Rappels sur les principes de la Cytométrie en flux Instruments 

Rappels sur les principes de la Cytométrie en flux Instruments 

La cytomètrie en flux (CMF) permet l’analyse de particules en suspension, injectées dans un flux liquide, isotonique. Dans la chambre d’analyse, les cellules passent une à une devant un faisceau laser (fig. 2.1). L’analyse des diffractions dans le prolongement (Forward Scatter, FS) ou latérale (Side Scatter, SS) permet de distinguer les cellules selon leur taille et leur granularité. Les débris (de petites tailles) et les petits amas (doublets), qui peuvent émettre des signaux non spécifiques, peuvent être éliminés par l’analyse électronique.

Les particules en suspension peuvent être identifiées par immuno-marquage utilisant des anticorps couplés à des fluorochromes de couleurs différentes. L’utilisation d’anticorps directement conjugués à un fluorochrome permet d’utiliser plusieurs fluorochromes simultanément, dans la mesure où le chevauchement inévitable des spectres d’émission actuellement disponibles le permette.

Les sources d’excitation laser généralement utilisées sont le laser bleu (Argon ; 488 nm) et le laser rouge (Hélium – Néon ou diode électroluminescente 633 nm). Des lasers UV ou violets peuvent être adjoints. Certains instruments permettent d’utiliser 2 ou 3 lasers différents. Les cytomètres analyseurs actuels comportent de 3 à 6 détecteurs photomultiplicateurs (PMT) qui peuvent mesurer la fluorescence émise par les différents fluorochromes par le jeu de filtres et miroirs sélectifs (fig. 2.2).

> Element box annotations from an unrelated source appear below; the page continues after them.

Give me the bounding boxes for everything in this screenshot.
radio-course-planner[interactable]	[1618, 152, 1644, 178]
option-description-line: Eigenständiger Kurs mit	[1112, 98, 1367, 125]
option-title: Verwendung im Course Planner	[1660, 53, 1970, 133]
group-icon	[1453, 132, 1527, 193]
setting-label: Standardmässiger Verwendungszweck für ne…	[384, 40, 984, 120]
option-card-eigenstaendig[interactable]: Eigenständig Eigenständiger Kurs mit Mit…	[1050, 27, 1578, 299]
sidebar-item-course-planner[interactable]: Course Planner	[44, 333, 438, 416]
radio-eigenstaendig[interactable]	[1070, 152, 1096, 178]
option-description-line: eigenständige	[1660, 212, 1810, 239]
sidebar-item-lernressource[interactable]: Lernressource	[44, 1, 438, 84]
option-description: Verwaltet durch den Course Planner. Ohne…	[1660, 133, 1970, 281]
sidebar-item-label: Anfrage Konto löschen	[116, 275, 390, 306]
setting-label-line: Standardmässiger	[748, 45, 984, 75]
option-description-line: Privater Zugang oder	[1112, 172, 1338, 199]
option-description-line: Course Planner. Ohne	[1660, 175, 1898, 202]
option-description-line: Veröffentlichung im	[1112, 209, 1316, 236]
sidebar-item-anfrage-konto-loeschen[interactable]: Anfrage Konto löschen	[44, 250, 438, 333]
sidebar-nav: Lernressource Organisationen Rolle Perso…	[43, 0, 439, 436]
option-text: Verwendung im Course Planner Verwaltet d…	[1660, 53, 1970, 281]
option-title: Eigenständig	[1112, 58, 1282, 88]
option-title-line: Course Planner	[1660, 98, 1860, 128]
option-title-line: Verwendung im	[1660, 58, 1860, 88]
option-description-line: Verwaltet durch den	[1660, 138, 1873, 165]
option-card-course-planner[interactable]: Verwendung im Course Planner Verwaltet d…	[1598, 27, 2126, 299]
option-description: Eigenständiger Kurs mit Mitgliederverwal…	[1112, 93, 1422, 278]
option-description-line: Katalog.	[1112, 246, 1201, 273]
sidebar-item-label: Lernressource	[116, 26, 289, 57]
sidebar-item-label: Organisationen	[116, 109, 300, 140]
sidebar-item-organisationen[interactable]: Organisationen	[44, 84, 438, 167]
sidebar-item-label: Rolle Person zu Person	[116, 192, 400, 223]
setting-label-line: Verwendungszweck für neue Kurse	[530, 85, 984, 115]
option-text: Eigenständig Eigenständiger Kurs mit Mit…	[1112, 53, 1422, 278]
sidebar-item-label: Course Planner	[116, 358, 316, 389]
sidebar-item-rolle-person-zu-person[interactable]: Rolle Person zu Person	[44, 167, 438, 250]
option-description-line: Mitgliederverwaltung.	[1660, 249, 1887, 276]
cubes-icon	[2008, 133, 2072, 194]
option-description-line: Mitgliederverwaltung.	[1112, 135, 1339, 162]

Figure 2.2 : Principes de cytomètrie des systèmes utilisés : comparaison des Bancs Optiques soit linéaire (Epics XLM, Beckman-Coulter, Fullerton CA) soit en étoile : octogone et trigone (FACSCanto , BD Biosiences, San Jose, CA). Fluorochromes : Les fluorochromes les plus couramment utilisés sont la Fluorescéine (FITC), la Phycoérythrine (PE),

la Protéine Péridine Chlorophylle (PerCP) et Alexa 488 pour le laser Argon et Allophycocyanine (APC), Alexa 647 pour le laser Helium-Néon (table I). Les fluorochromes sont activés à une longueur d’onde caractéristique et émettent un spectre de longueurs d’onde plus élevées (fig. 2.3). Figure 2.3 : Principes d’immunofluorescence en cytométrie (fluorochromes disponibles) : Répartition des spectres d’excitation et d’émission de chaque fluorochrome utilisé.